Q: Who are your customers?
A: We’re focusing on two segments — commercial & industrial electricity users and smaller-scale grid service. For a C&I customer, we’re trying to ensure that our customers can save their self-generated electricity and redeploy it to offset their loads when it’s economical to do that. These are big-box retailers, distribution centers, manufacturing shops, wineries, cold-storage facilities.
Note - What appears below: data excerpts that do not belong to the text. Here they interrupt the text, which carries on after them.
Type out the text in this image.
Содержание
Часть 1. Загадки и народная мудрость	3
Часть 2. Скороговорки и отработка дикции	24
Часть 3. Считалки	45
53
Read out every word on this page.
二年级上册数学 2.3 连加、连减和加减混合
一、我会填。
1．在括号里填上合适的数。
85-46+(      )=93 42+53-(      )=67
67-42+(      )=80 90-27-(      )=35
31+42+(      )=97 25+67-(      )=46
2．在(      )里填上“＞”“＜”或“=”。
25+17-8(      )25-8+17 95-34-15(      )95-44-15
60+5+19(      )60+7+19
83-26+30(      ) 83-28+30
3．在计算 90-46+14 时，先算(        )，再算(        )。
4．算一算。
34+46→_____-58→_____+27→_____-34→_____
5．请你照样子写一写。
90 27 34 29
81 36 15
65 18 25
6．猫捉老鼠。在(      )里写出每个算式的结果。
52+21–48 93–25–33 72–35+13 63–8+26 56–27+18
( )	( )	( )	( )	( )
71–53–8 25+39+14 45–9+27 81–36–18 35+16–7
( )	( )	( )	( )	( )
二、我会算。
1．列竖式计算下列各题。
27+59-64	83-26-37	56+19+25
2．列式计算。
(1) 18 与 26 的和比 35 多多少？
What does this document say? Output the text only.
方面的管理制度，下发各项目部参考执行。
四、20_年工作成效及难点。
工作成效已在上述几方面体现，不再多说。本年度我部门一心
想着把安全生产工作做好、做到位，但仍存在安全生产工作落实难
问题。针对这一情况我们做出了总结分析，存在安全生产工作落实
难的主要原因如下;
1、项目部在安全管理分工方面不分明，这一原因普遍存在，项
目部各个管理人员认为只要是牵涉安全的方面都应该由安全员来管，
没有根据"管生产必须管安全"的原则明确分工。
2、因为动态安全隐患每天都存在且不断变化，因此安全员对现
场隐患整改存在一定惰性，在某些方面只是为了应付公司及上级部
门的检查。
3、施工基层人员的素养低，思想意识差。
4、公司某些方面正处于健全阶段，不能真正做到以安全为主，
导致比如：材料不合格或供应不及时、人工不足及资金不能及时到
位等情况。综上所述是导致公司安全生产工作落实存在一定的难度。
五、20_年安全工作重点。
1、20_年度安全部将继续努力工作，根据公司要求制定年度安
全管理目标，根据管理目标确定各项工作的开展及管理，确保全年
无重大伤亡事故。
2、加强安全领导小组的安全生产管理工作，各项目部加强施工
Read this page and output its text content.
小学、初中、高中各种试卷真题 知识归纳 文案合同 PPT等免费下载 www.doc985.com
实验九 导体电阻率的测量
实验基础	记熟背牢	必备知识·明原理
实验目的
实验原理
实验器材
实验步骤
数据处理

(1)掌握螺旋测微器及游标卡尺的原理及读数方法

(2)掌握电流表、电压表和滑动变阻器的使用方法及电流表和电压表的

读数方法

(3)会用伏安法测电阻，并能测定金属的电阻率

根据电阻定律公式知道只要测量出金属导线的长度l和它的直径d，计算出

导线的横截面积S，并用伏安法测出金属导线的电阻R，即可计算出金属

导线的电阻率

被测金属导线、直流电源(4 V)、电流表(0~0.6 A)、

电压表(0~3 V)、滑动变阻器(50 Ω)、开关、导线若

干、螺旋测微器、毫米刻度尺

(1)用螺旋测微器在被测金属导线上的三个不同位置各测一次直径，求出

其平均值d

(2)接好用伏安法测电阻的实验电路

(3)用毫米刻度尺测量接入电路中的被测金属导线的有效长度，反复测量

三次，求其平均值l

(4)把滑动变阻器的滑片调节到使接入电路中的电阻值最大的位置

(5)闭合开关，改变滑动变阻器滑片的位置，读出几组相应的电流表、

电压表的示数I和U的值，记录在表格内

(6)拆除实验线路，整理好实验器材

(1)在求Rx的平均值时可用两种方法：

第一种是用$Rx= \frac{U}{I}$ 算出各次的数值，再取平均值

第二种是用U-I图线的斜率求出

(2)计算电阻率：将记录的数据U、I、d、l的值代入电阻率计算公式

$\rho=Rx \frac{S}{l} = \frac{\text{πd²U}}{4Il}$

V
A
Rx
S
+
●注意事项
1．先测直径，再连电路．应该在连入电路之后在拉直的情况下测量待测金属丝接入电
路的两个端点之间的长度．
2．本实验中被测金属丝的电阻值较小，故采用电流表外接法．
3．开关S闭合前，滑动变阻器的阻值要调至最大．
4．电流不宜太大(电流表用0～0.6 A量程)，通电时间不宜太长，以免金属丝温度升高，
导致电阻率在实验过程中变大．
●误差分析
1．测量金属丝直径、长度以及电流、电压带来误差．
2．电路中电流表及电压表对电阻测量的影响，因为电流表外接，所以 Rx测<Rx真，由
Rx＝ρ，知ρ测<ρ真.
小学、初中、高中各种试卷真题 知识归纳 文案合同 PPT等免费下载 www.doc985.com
Q: This all happens behind the meter?
A: Yes. The distribution of electricity customers is a sort of inverted U. Residential customers are low-volume, and big industrials pay a low rate. In the middle is the industrial or commercial customer who isn’t getting the rate that a bigger user might, and we’re focusing on them.
Grid services providers are using the batteries and bidding to provide needed service on the grid in particular markets.
Q: Length of duration is an issue in California. What’s optimal?
A: That’s a chicken-and-egg question. Twelve years ago, people talked about pay-for-performance and 15-minute regulation requirements. Five years ago, it was demand charge management. Now the problem is those devil horns — how do you take power out of the middle of the day and deploy it when demand peaks. There’s definitely a role for longer-duration storage, and that’s a place we play well.
But regulators set up markets based on what’s available. Right now, that’s lithium, which plays well up to that four-hour mark. After four hours, the situation is less clear, and the curve is starting to change. The California Energy Commission has issued a solicitation for non-lithium batteries to provide 10 hours of storage. We think there will increasingly be a place for longer-duration solutions.
Q: Where on the cost curve is vanadium flow technology?
A: We’re looking for individual projects where lithium just isn’t up to the task. For example, we’re looking at a project with a wind owner right now. Because of the interconnection characteristics, they need a battery with regular backflow to get the best economics out of their wind generation, and that will require three to four cycles a day. With a lithium battery, they’d have to replace the entire system every three to four years.
We think of ourselves as the first widely available battery that is optimized for serving the electric grid. As we march our way down the cost curve, we are going to see more opportunities and become even more competitive.